Zscaler report raises alarm over VPN vulnerabilities in Australia
Cloud security firm Zscaler has announced the release of its 2024 ThreatLabz VPN Risk Report. This comes amidst a surge in VPN use in Australia as they become increasingly seen as a crucial tool to protect online identities in light of a parallel increase in privacy breaches and security issues.
Zscaler's recent findings indicate a rising concern among companies that VPNs jeopardise their capacity to maintain a secure environment, with 88% of companies globally expressing such apprehensions. This concern has been further emphasised by the recent mandate from CISA that ordered a temporary shutdown of Ivanti VPNs across all US government sectors due to possible compromise, touching over 2,200 VPNs.
The report shows that encryption issues such as ransomware attacks (42%), malware infections (35%), and DDoS attacks (30%) are the main threats taking advantage of VPN vulnerabilities.
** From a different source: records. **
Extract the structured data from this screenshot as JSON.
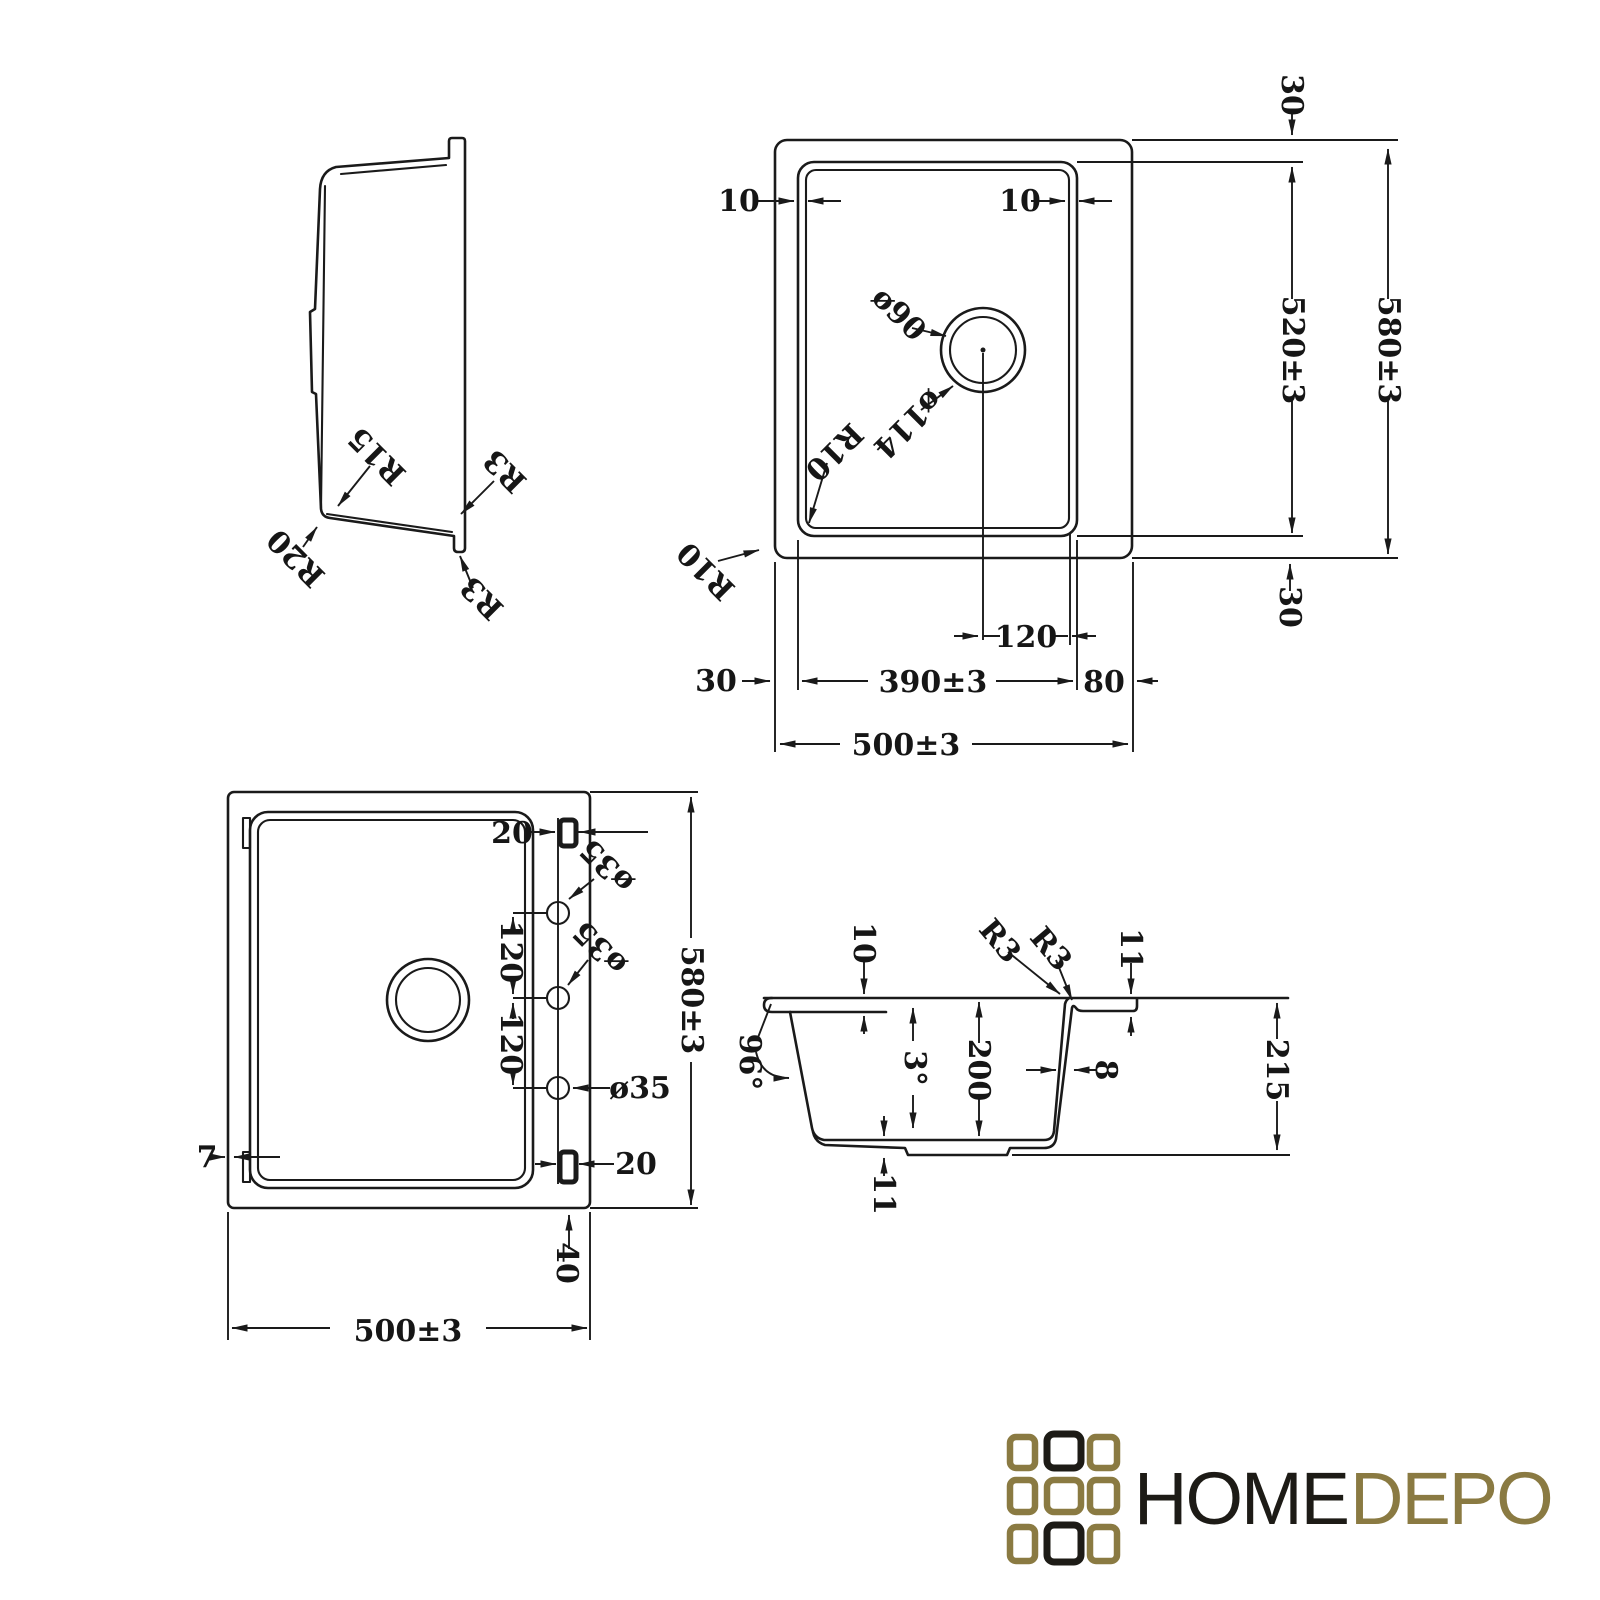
{
  "drawing": {
    "side_profile": {
      "r15": "R15",
      "r20": "R20",
      "r3_top": "R3",
      "r3_bottom": "R3"
    },
    "top_plan": {
      "rim_left": "10",
      "rim_right": "10",
      "drain_hole_dia": "ø90",
      "drain_flange_dia": "ø114",
      "bowl_corner_radius": "R10",
      "outer_corner_radius": "R10",
      "margin_top": "30",
      "bowl_height": "520±3",
      "overall_height": "580±3",
      "margin_bottom": "30",
      "drain_offset": "120",
      "margin_left": "30",
      "bowl_width": "390±3",
      "right_flange_width": "80",
      "overall_width": "500±3"
    },
    "bottom_plan": {
      "slot_top": "20",
      "tap_hole1_dia": "ø35",
      "hole_pitch1": "120",
      "tap_hole2_dia": "ø35",
      "hole_pitch2": "120",
      "tap_hole3_dia": "ø35",
      "lip_width": "7",
      "slot_bottom": "20",
      "bottom_offset": "40",
      "overall_width": "500±3",
      "overall_height": "580±3"
    },
    "section": {
      "rim_step": "10",
      "r3_inner": "R3",
      "r3_outer": "R3",
      "ledge_step": "11",
      "corner_angle": "96°",
      "wall_angle": "3°",
      "bowl_depth": "200",
      "wall_thickness": "8",
      "overall_height": "215",
      "bottom_thickness": "11"
    }
  },
  "logo": {
    "word_primary": "HOME",
    "word_secondary": "DEPO"
  },
  "colors": {
    "line": "#1a1a1a",
    "logo_gold": "#8a7a42",
    "logo_black": "#1d1b16",
    "background": "#ffffff"
  }
}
These figures highlight the significant threats organisations face due to inherent weaknesses in traditional VPN setups, an issue that emphasises the need for transitioning to Zero Trust architecture.
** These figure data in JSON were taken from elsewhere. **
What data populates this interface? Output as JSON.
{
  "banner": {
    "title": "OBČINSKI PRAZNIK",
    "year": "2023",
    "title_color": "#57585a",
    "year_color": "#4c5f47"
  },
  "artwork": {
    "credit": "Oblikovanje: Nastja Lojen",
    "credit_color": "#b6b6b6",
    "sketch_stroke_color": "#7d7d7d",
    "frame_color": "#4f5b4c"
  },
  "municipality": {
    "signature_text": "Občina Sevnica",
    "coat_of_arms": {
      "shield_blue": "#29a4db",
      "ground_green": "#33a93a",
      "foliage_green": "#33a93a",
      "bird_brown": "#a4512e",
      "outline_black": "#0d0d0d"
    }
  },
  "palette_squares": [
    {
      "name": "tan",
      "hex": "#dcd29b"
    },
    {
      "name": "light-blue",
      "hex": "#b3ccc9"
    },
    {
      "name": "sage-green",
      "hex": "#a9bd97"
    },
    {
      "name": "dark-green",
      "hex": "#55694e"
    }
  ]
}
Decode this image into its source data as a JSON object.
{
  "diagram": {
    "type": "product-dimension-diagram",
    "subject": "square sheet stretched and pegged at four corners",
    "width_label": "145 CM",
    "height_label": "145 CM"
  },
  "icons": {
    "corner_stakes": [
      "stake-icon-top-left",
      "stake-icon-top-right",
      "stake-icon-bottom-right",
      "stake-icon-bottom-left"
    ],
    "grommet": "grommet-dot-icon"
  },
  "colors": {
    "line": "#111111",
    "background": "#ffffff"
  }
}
Interestingly, Zscaler's report revealed that 78% of surveyed firms plan to actively implement Zero Trust strategies within the next 12 months. The study, reviewed by Cybersecurity Insiders and involving over 600 professionals from the security, IT, and networking sectors, discovered that 56% of organisations have been subjected to cyber attacks exploiting VPN security vulnerabilities in the last year. These incidents underline the emerging imperative to move from traditional perimeter-based defences towards a more robust zero-trust architecture.
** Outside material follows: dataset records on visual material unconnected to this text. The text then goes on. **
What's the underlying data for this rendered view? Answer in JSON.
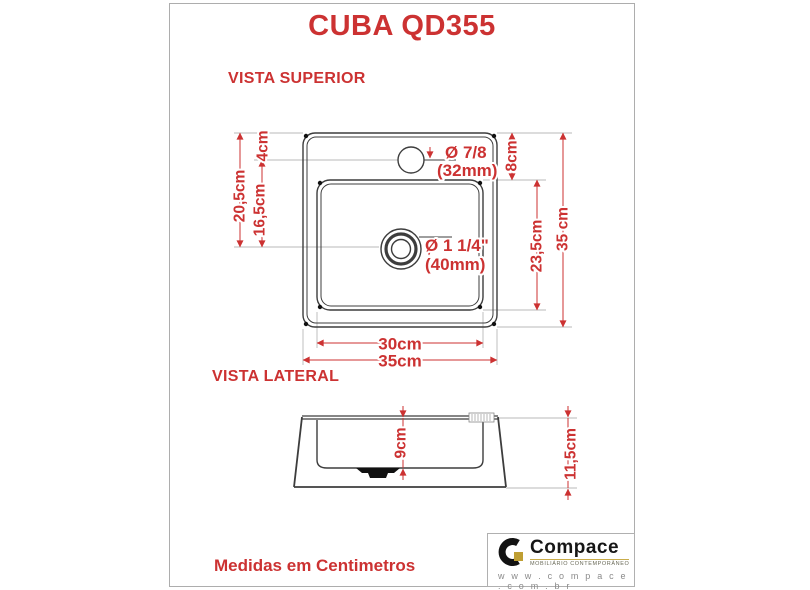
{
  "title": "CUBA QD355",
  "colors": {
    "accent_red": "#cc3232",
    "drawing_line": "#3d3d3d",
    "brand_gold": "#bf9f33"
  },
  "views": {
    "superior": {
      "label": "VISTA SUPERIOR",
      "dimensions": {
        "rim_to_hole": "4cm",
        "rim_to_drain": "20,5cm",
        "hole_to_drain": "16,5cm",
        "faucet_hole_diameter": "Ø 7/8",
        "faucet_hole_diameter_mm": "(32mm)",
        "rim_to_basin": "8cm",
        "drain_diameter": "Ø 1 1/4\"",
        "drain_diameter_mm": "(40mm)",
        "basin_height": "23,5cm",
        "total_height": "35 cm",
        "basin_width": "30cm",
        "total_width": "35cm"
      }
    },
    "lateral": {
      "label": "VISTA LATERAL",
      "dimensions": {
        "basin_depth": "9cm",
        "total_height": "11,5cm"
      }
    }
  },
  "footer": {
    "note": "Medidas em Centimetros"
  },
  "brand": {
    "name": "Compace",
    "tagline": "MOBILIÁRIO CONTEMPORÂNEO",
    "website": "w w w . c o m p a c e . c o m . b r"
  }
}
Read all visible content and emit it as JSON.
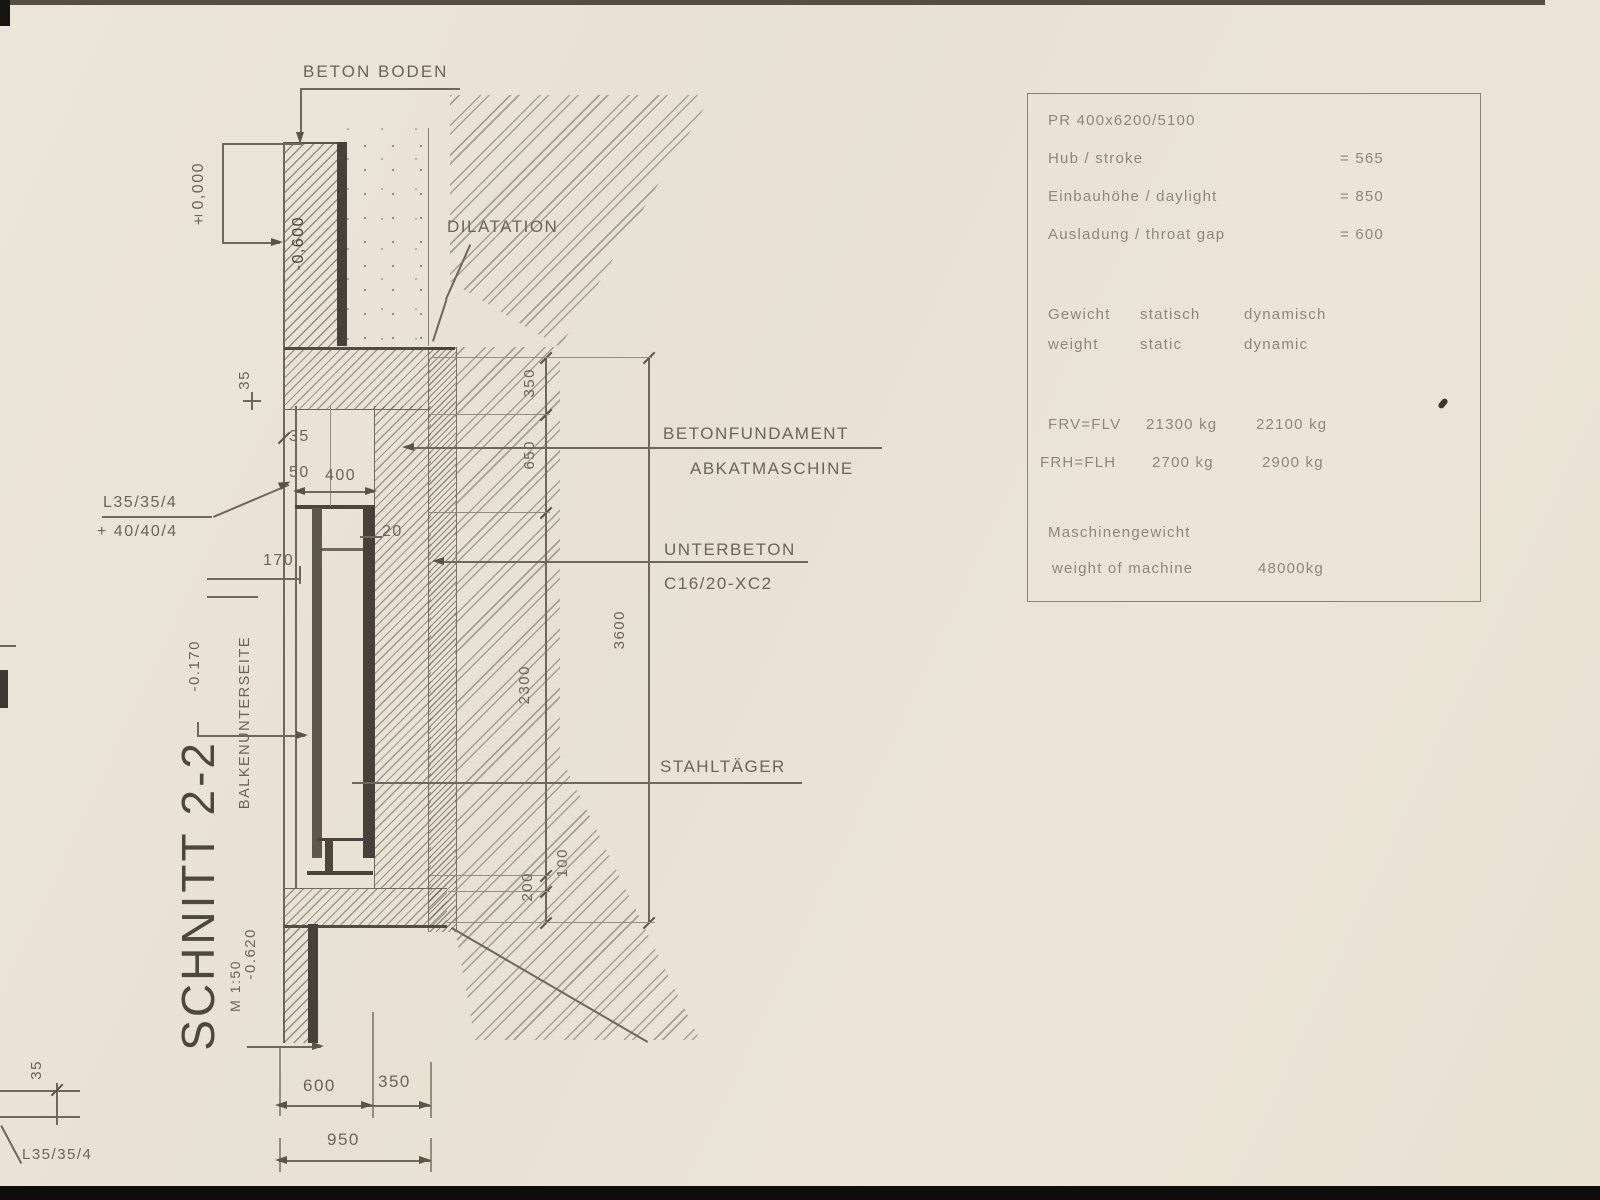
{
  "title_block": {
    "section_title": "SCHNITT 2-2",
    "scale": "M 1:50"
  },
  "annotations": {
    "beton_boden": "BETON BODEN",
    "dilatation": "DILATATION",
    "betonfundament": "BETONFUNDAMENT",
    "abkantmaschine": "ABKATMASCHINE",
    "unterbeton": "UNTERBETON",
    "unterbeton_grade": "C16/20-XC2",
    "stahltraeger": "STAHLTÄGER",
    "balkenunterseite": "BALKENUNTERSEITE",
    "angle_profile": "L35/35/4",
    "angle_profile_add": "+ 40/40/4",
    "angle_profile_bottom": "L35/35/4"
  },
  "levels": {
    "zero": "±0,000",
    "minus600": "-0,600",
    "minus170": "-0.170",
    "minus620": "-0.620"
  },
  "dimensions": {
    "v350": "350",
    "v650": "650",
    "v2300": "2300",
    "v100": "100",
    "v200": "200",
    "v3600": "3600",
    "h600": "600",
    "h350": "350",
    "h950": "950",
    "pit400": "400",
    "s35top": "35",
    "s35": "35",
    "s50": "50",
    "s20": "20",
    "s170": "170",
    "s35bl": "35"
  },
  "spec_table": {
    "model": "PR 400x6200/5100",
    "specs": [
      {
        "label": "Hub / stroke",
        "value": "= 565"
      },
      {
        "label": "Einbauhöhe / daylight",
        "value": "= 850"
      },
      {
        "label": "Ausladung / throat gap",
        "value": "= 600"
      }
    ],
    "weights_header": {
      "de": [
        "Gewicht",
        "statisch",
        "dynamisch"
      ],
      "en": [
        "weight",
        "static",
        "dynamic"
      ]
    },
    "weights": [
      {
        "name": "FRV=FLV",
        "static": "21300 kg",
        "dynamic": "22100 kg"
      },
      {
        "name": "FRH=FLH",
        "static": "2700 kg",
        "dynamic": "2900 kg"
      }
    ],
    "machine_weight": {
      "de": "Maschinengewicht",
      "en": "weight of machine",
      "value": "48000kg"
    }
  }
}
This shift towards Zero Trust has been propelled by recent significant breaches and critical vulnerabilities with VPNs. Examples include Ivanti, where remote attackers were able to perform authentication bypass and remote command injection exploits, and Palo Alto Networks OS vulnerability, which saw unauthenticated users manipulate the security vendor's operating system to infiltrate the network. This vulnerability received the maximum severity score of 10.0, emphasising the gravity of these issues.
The Cybersecurity and Infrastructure Security Agency (CISA) also issued an emergency directive for federal agencies to immediately sever connections with the compromised Ivanti VPN devices, which it said could be turned on again after patching. All these events shed light on the growing scale and complexity of cyber threats targeting these networks, marking out VPNs as significant security concerns for their profound weaknesses as entry points in IT infrastructure, as 91% of the surveyed professionals expressed.
Zscaler's CSO, Deepen Desai, stressed the need for enterprises to use Zero Trust architecture and expect an increase in threat actors' exploitation of legacy, vulnerable resources. He urged reducing the attack surface by removing legacy technologies like VPNs and Firewalls, enforcing consistent security controls with TLS inspection, and limiting the blast radius with segmentation and deception.
The top threats exploiting VPN vulnerabilities identified in the report were ransomware attacks (42%), malware infections (35%), and DDoS attacks (30%). The report also revealed that 78% of surveyed firms plan to actively implement Zero Trust strategies within the next 12 months and found that 62% understood that VPNs run contrary to the principles of Zero Trust, highlighting that delivering them via the cloud does not equate to a Zero Trust architecture.